Anonymous wrote:Anonymous wrote:Anonymous wrote:Anonymous wrote:Anonymous wrote:+1 to the posters saying sleep train at night, not for naps. One of our kids was a disaster to get down for naps. He stopped napping when he was two years old, which was great for us but terrible for his daycare.
And we never let him cry for hours. We kept a routine for bedtime, then progressively lengthened the amount of time between checks-ins. And when we went in, we didn't pick him up - we just rubbed his back for a while in the crib.
For our other son, we would sometimes lay down on the floor next to the crib if he was having a really rough night.
OP: she screams harder if we pat/rub/hold hand and don’t pick up. She’s not crying for our presence. She wants us to boob/rock her back to sleep, that’s it. That’s why cosleeping didn’t work. It’s not comfort she’s after.
DP we tried the gentle method of sleep training. I would try just holding her without bouncing and planned to slowly phase things out. But like you say she just screamed when we did that. My experience with my own child is that we could either go all in on full extinction CIO, or do nothing at all. The in between "gentle" methods were just confusing for her, and therefore, cruel.
You've said several times you don't want to sleep train. So stop trying to sleep train! She wants you to bounce her to sleep, so that is what you need to do if you don't want to teach her another way to fall asleep. Honestly if you are not all in, it's really not fair to your child.
Fair. Thanks. The sleep deprivation has made me stupid: “Maybe THIS time/way it will work…”
Full extinction will work.
Anonymous wrote:Anonymous wrote:I never sleep trained my 11 year old…he coslept until he was 9/10, and has always struggled with sleep. He takes melatonin every night to sleep. I feel so bad he struggles so much.

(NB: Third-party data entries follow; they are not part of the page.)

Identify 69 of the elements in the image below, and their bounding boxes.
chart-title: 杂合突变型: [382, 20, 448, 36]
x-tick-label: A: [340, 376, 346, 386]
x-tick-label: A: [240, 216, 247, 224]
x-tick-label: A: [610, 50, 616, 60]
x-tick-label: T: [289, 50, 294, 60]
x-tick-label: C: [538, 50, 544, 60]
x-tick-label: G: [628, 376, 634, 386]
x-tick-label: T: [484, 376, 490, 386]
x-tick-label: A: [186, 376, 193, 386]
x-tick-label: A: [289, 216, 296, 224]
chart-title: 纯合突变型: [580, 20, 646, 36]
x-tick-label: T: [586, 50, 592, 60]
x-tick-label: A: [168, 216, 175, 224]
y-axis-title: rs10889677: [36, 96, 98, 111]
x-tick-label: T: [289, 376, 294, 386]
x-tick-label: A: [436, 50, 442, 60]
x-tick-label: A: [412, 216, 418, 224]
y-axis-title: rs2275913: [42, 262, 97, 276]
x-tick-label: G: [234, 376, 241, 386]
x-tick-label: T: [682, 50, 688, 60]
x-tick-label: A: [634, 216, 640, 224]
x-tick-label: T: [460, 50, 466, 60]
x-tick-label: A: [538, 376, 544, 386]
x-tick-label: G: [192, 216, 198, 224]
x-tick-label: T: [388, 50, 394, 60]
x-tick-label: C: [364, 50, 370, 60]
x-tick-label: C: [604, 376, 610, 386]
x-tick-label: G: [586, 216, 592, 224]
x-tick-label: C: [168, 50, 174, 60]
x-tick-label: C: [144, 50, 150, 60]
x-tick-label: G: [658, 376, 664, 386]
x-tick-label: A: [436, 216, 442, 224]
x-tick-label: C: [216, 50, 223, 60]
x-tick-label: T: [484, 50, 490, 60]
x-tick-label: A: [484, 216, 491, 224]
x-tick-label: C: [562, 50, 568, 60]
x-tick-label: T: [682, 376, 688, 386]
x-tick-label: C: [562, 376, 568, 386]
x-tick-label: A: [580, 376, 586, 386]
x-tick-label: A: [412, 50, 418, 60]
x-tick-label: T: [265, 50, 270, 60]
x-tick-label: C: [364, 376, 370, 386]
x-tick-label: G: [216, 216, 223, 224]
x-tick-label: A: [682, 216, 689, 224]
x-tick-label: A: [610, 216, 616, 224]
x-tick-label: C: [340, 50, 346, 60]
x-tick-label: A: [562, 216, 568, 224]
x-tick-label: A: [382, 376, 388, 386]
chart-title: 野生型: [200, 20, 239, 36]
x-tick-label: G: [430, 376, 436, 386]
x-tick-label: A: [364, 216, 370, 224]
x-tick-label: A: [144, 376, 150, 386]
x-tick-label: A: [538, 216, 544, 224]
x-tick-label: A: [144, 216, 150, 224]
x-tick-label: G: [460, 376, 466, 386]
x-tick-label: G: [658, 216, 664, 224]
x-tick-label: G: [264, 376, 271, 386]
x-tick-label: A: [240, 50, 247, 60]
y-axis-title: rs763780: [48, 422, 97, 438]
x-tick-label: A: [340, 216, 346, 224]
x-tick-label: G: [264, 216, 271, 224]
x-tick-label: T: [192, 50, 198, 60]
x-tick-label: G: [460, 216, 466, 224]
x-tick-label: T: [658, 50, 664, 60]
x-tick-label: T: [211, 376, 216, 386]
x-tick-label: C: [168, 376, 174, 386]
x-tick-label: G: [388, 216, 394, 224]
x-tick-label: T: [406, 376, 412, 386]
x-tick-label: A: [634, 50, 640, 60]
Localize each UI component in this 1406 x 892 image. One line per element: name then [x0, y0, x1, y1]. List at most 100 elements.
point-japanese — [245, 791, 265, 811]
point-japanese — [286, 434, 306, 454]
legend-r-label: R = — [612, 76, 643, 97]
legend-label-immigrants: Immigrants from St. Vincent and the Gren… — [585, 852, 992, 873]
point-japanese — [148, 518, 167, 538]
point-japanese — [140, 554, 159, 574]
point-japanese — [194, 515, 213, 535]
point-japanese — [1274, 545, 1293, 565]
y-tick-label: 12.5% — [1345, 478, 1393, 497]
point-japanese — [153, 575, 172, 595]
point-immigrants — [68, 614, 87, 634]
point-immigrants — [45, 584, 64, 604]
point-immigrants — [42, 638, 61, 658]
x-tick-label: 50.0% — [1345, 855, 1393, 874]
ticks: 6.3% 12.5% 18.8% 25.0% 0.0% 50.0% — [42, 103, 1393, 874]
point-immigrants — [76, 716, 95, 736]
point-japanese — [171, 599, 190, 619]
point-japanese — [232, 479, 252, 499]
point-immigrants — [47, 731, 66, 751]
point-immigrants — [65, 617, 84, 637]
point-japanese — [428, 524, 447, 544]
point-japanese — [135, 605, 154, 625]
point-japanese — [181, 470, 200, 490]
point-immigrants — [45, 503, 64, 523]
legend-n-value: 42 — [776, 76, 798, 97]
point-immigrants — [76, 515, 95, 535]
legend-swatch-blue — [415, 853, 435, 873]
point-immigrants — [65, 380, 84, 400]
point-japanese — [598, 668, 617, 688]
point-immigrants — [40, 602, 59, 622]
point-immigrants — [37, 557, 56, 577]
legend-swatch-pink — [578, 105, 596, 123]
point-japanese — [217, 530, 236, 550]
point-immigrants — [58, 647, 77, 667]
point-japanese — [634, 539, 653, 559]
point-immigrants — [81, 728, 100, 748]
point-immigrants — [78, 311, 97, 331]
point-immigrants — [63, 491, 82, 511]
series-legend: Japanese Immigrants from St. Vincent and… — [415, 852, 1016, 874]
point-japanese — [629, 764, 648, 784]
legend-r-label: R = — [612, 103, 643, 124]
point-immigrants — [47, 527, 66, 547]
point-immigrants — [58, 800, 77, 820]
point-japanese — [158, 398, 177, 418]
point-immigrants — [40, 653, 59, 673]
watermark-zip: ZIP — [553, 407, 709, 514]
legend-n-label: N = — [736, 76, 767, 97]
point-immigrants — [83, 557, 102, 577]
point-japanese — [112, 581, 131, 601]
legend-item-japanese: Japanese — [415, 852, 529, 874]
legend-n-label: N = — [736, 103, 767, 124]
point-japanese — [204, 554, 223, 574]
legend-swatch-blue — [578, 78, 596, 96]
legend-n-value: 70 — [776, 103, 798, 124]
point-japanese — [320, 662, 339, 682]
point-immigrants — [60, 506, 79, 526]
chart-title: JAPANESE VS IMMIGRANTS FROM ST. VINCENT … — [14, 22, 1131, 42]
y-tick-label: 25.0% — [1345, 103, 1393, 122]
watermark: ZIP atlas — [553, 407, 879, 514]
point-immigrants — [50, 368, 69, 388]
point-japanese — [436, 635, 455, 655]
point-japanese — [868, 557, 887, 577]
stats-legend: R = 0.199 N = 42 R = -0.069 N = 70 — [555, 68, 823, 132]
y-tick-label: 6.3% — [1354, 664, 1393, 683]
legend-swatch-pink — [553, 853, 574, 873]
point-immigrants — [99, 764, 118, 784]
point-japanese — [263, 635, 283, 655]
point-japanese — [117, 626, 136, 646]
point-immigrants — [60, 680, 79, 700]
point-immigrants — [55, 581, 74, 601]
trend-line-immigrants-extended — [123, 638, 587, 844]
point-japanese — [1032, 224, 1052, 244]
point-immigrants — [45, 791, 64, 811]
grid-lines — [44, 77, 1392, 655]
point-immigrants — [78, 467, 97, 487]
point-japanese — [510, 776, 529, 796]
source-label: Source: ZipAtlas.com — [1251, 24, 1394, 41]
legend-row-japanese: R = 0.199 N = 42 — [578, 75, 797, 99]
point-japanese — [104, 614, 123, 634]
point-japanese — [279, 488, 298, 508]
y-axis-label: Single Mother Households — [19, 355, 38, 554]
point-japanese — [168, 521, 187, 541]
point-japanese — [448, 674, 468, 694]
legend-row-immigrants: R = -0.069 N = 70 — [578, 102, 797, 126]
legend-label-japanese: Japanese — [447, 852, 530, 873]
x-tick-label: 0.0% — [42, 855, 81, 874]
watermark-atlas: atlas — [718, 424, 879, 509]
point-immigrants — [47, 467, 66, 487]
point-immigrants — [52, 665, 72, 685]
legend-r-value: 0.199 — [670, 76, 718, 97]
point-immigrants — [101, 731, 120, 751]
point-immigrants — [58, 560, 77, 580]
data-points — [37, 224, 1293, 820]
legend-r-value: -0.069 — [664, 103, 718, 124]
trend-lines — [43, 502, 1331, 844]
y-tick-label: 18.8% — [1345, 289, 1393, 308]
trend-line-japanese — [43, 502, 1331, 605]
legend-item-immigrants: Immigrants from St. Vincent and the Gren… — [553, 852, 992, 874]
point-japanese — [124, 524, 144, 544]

I have a 3 month old daughter now who I have been lightly sleep training (just good sleep habits really), and she sleeps 11-12 hours a night with just 2 wakes to eat then goes right back to sleep in her crib. She also gets an appropriate amount of naps during the day (totaling 4-5 hours) and is such a happy baby.
My biggest regret was that I didn’t help my son learn good habits and it’s still impacting him. Trying to avoid the same with my daughter.
OP here. I did all that when she was a newborn, and she slept 10.5 hours a night with only one wake up until one morning at 2.5 months she just decided she was never going to sleep independently again. Trust me, not all these things are parents’ fault or controllable.